Goddard Labs snags biotech honor

Goddard Labs, a Calverton-based startup that has developed breakthrough food and water testing technology, has been named Best in Show of the Mid Atlantic Bio Angels’ 1st Pitch Life Sciences competition.

Although the physical prize isn’t much — a polo shirt and a press release — the bragging rights are gold plated and the connections may one day be worth even more: MABA members are active investors from Delaware to Massachusetts with deep backgrounds in biotech, pharma and health care.

Goddard Labs is developing a low-cost, disposable, handheld sampling device that collects pathogenic bacteria from produce or water samples and rapidly subjects them to molecular diagnostic testing. Standard food safety testing currently involves culturing, which relies on collecting and growing live bacteria in a food sample. Results can take days, even weeks. Goddard Labs’ HARVEST technology reports back within hours.

The Centers for Disease Control and Prevention estimates that food-borne pathogens cause illness in 1 of every 6 Americans each year, resulting in 128,000 hospitalizations, 3,000 deaths and more than $100 billion in economic loss. By reducing the time needed for test results and increasing testing frequency, Goddard Labs hopes to significantly lower these numbers.

“We developed HARVEST to empower producers and distributors to perform more frequent testing of their products,” said Noel Goddard, the company’s founder and CEO. “Increased testing lowers their risk, while providing improved consumer safety and confidence. Everyone wins.”

The company has received funding from Accelerate Long Island and the Long Island Emerging Technologies Fund and is in the process of locking up its intellectual property before heading to market.

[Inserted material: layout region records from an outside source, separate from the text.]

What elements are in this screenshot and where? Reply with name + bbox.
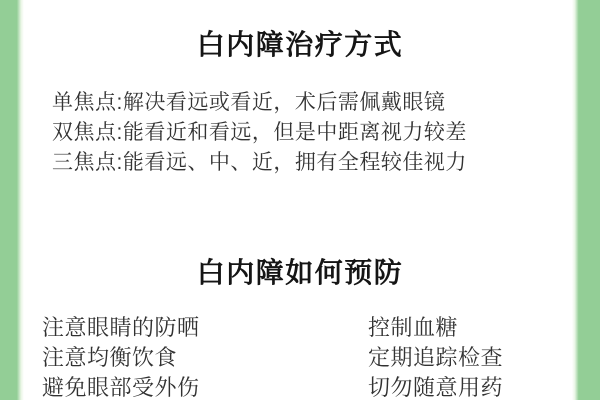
prevention-item-balanced-diet: 注意均衡饮食 <box>42 344 200 374</box>
prevention-item-no-random-medication: 切勿随意用药 <box>368 374 503 400</box>
prevention-left-column: 注意眼睛的防晒 注意均衡饮食 避免眼部受外伤 <box>42 314 200 400</box>
prevention-section-title: 白内障如何预防 <box>0 251 600 291</box>
treatment-item-trifocal: 三焦点:能看远、中、近，拥有全程较佳视力 <box>52 148 560 178</box>
prevention-item-sun-protection: 注意眼睛的防晒 <box>42 314 200 344</box>
prevention-item-regular-checkups: 定期追踪检查 <box>368 344 503 374</box>
treatment-section-title: 白内障治疗方式 <box>0 23 600 63</box>
prevention-item-control-blood-sugar: 控制血糖 <box>368 314 503 344</box>
cataract-infographic-poster: 白内障治疗方式 单焦点:解决看远或看近，术后需佩戴眼镜 双焦点:能看近和看远，但… <box>0 0 600 400</box>
treatment-item-bifocal: 双焦点:能看近和看远，但是中距离视力较差 <box>52 118 560 148</box>
prevention-item-avoid-eye-injury: 避免眼部受外伤 <box>42 374 200 400</box>
prevention-right-column: 控制血糖 定期追踪检查 切勿随意用药 <box>368 314 503 400</box>
treatment-item-single-focus: 单焦点:解决看远或看近，术后需佩戴眼镜 <box>52 88 560 118</box>
treatment-list: 单焦点:解决看远或看近，术后需佩戴眼镜 双焦点:能看近和看远，但是中距离视力较差… <box>52 88 560 178</box>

“Goddard Labs is addressing an area of high market need — something they managed to clearly and effectively communicate to the 1st Pitch audience,” said Yaniv Sneor, president of Blue Cactus Consulting and a co-founder of MABA.

The 1st Pitch event allows three finalists to present a 15-minute pitch, followed by 15 minutes of questions.  Unlike other pitch competitions, in which the presenters are asked to leave the room while the judges debate, presenting companies at 1st Pitch are invited to hear the panel constructively critique the company’s presentation, business model and perceived viability in the market.

Only then do winners get the polo shirt.

Goddard Labs is the second local company to win the competition this year. Gerard Honig, CEO of Symbiotic Health, which is commercializing research from the Feinstein Center at North Shore-LIJ, won the February running of the event.